By about any measure, the coziness of the venue — a narrow, resonant, high-ceilinged parlor — makes for an immersive, sometimes intense, concertgoing experience. It certainly presents a range of logistical and programming challenges that don’t emerge with bigger spaces. Even so, the musical rewards of the setup are considerable and, on the merits of Sunday’s fête, perhaps more groups and presenting organizations should seriously consider the model.

More than anything, the afternoon’s charged program carried with it a cathartic aspect. For all the tumult and occasional whimsy of its five selections, the program’s immense expressive palette came over with uncompromising, nuanced force. In the process, it lent our own unsettled times some welcome context.

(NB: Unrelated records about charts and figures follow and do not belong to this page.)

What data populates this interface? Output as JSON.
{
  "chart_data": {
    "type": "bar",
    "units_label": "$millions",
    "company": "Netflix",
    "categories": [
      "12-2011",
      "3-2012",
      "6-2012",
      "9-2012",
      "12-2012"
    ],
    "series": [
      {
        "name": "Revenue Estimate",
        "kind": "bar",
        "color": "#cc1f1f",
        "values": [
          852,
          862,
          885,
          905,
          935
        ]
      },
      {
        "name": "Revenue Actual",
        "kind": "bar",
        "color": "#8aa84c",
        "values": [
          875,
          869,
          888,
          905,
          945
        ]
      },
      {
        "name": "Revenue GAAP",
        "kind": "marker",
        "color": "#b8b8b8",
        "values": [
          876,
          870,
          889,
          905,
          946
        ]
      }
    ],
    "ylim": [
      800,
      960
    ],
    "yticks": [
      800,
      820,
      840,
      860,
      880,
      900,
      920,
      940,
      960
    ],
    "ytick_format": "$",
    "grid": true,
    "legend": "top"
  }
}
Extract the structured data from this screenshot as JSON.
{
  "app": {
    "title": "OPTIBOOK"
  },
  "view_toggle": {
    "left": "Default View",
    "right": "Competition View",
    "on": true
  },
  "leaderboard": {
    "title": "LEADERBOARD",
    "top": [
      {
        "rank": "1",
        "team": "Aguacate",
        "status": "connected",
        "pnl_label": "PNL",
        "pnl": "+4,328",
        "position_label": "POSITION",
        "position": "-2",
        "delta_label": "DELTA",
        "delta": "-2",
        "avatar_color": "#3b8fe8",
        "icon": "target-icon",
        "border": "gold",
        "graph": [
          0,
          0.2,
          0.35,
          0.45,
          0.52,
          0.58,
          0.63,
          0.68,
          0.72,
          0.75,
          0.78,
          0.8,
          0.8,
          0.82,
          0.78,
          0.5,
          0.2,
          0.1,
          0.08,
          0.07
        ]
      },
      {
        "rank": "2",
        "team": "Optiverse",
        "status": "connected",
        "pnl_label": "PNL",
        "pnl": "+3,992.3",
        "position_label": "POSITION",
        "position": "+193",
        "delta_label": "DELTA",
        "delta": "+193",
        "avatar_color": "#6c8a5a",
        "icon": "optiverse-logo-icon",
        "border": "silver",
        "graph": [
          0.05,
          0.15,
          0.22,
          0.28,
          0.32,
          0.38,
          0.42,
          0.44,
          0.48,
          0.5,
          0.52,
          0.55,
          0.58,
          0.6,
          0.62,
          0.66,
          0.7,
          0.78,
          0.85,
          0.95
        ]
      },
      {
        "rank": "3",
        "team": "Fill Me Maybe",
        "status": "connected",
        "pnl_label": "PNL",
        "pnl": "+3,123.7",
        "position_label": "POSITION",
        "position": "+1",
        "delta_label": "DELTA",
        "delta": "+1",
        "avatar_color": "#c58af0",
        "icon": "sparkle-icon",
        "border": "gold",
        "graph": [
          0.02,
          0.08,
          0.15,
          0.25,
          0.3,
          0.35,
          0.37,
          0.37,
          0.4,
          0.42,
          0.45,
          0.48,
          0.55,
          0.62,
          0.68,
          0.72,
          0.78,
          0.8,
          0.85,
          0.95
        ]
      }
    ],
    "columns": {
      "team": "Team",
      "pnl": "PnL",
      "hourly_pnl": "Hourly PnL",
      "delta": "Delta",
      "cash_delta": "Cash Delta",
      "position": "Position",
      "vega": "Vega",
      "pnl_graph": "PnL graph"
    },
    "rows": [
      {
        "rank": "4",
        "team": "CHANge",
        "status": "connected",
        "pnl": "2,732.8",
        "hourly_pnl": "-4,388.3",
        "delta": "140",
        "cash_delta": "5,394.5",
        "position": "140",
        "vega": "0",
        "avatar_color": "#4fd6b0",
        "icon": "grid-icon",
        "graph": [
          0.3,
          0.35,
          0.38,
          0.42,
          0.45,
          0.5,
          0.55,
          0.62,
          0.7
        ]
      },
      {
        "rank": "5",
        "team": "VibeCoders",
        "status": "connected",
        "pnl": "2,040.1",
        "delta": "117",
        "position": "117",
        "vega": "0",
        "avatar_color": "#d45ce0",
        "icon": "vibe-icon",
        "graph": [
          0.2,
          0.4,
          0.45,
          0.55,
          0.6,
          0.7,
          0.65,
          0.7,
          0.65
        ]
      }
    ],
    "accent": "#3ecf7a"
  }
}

The event was anchored by Dmitri Shostakovich’s Piano Trio No. 2. Written in the aftermath of Stalin’s purges and as the Great Patriotic War raged, this is music of considerable turmoil tied to the moment of its creation.

Shostakovich’s artistry, however, exceeds a specific epoch. In its weeping and storminess, the Trio’s extremes are well-nigh universal. So, too, its cheeky defiance, perhaps best demonstrated by the finale’s snapping, klezmer-ish passages.

Sunday’s account of the score from Keller, violinist Domenic Salerni, and cellist Andres Sanchez leaned into those latter moments with aplomb. In fact, the apotheosis of that movement seemed, for all its swing and sweep, to take on a life entirely its own.

Throughout, the collective brought an incisively conversational quality to the Trio’s counterpoint. The well-shaped first movement’s climaxes were biting and rhythmically locked-in. So were the Allegro’s raw, insistent attacks.

At the start of the great Largo, Keller drew thundering sonorities from her keyboard. That stentorian introduction, though, resolved into playing of shattering vulnerability and soul from the larger group across the movement’s main body.